Mexico Earthquakes Impact Cal Lu Students

Mexico experienced two major earthquakes in the month of September alone: the 8.1-magnitude earthquake along the coast of southern Mexico Sept. 8 and the 7.1-magnitude earthquake in central Mexico Sept. 19, according to an article written by CNN.

The United States Geological Survey (USGS) posted data on the earthquakes saying that the Sept. 8 one was caused by “normal faulting at an intermediate depth” and that the Sept. 19 one was due to “normal faulting at a depth of approximately 50 km.”

William Bilodeau, a geology professor at California Lutheran University, further explained USGS’ statement on the cause of the quakes.

“The earthquake occurred on what we call convergent plate boundaries where the tectonic plates move together, and so you would expect convergence or stresses of compression, but the earthquake, as reported by the first motion solutions as they call them, was caused by extension and what we call normal faulting as opposed to reverse or thrust faulting,” Bilodeau said.

Carolina Zuniga-Mejia is a Cal Lutheran student who has family in both Mexico City and in the south, near where the two big earthquakes struck.

“A lot of the pueblos there, like the villages, were totally messed up, but they [her family] were OK. It’s just really hard being over here and having them there,” Zuniga-Mejia said.

Her father was in Mexico visiting her grandfather during the span of the earthquakes, and knowing her loved ones were in compromised positions caused her to feel unrest.
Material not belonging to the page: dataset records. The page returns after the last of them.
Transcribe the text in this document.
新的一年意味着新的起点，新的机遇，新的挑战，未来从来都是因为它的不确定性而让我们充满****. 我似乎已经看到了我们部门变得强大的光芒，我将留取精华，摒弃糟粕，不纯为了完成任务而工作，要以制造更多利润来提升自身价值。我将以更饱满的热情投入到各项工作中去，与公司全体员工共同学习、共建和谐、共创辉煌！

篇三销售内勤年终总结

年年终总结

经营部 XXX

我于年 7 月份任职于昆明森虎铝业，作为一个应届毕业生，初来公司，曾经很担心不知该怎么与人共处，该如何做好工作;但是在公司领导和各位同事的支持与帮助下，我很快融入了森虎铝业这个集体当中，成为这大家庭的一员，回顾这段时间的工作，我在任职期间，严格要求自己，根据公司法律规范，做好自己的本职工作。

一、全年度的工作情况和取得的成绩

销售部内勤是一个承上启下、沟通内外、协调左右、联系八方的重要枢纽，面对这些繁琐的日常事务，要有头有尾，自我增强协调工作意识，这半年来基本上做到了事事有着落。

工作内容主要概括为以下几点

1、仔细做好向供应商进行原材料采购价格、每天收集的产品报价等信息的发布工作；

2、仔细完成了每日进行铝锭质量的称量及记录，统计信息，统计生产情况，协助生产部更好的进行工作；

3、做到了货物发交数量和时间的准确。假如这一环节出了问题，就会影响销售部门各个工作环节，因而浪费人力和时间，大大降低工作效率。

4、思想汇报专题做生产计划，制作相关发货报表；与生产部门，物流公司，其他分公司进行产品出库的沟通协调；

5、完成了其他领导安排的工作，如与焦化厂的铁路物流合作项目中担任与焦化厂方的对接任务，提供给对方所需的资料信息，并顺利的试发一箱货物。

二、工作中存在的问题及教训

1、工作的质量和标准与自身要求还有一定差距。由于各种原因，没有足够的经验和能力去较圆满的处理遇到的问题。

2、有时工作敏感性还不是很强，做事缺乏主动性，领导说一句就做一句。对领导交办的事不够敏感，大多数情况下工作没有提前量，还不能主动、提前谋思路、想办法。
“With the second one, being that my dad was over there in Mexico and knowing I also have family in Mexico City, that one was more intense for me I think, just because I feel like I had more at stake,” Zuniga-Mejia said.

She also said her uncle was in a building that collapsed. Their family could not find him after the earthquake, and it took him a full day to get home due to the damage in the city.

Zuniga-Mejia is also co-president of Cal Lutheran’s Latin American Student Organization (LASO). LASO has not yet had the chance to address the concerns that have arisen following the earthquake, but plan to at their next meeting. While they are not set on plans to fundraise for those impacted, Zuniga-Mejia stated that she supports those who take the initiative to do so themselves.

Junior Michelle Handal is another Cal Lutheran student who was affected by the earthquakes in Mexico.

Handal said, “My mom sent a message to the group—our family group—and said, ‘There’s a big earthquake and people are screaming and they’re running everywhere.’”

Though her family is from El Salvador, her parents were in an airport in Mexico the day the tremors happened. They were supposed to take two flights, from Los Angeles to Mexico, and Mexico to El Salvador. There was a process with evacuation, checking for damages to the structure, sleeping at the airport and more, but her parents ended up safe and at home.

“They got delayed and they didn’t leave until the next day’s afternoon and they got to our home, El Salvador, at night,” Handal said.

There are individuals who have no friends or family in Mexico, but that does not mean that the tremors have not come up as topics of discussion among them.

Some have said “the big one” is coming to California on the San Andreas fault, with articles posted about it on CNN, Los Angeles Times and other news outlet websites.

Bilodeau said that there are major earthquakes around every 150 years, but that there can be long or short spaces between earthquakes.

“So, are we in a big space or are we in the short ones? No one knows, because it’s the future and you can’t predict them,” Bilodeau said.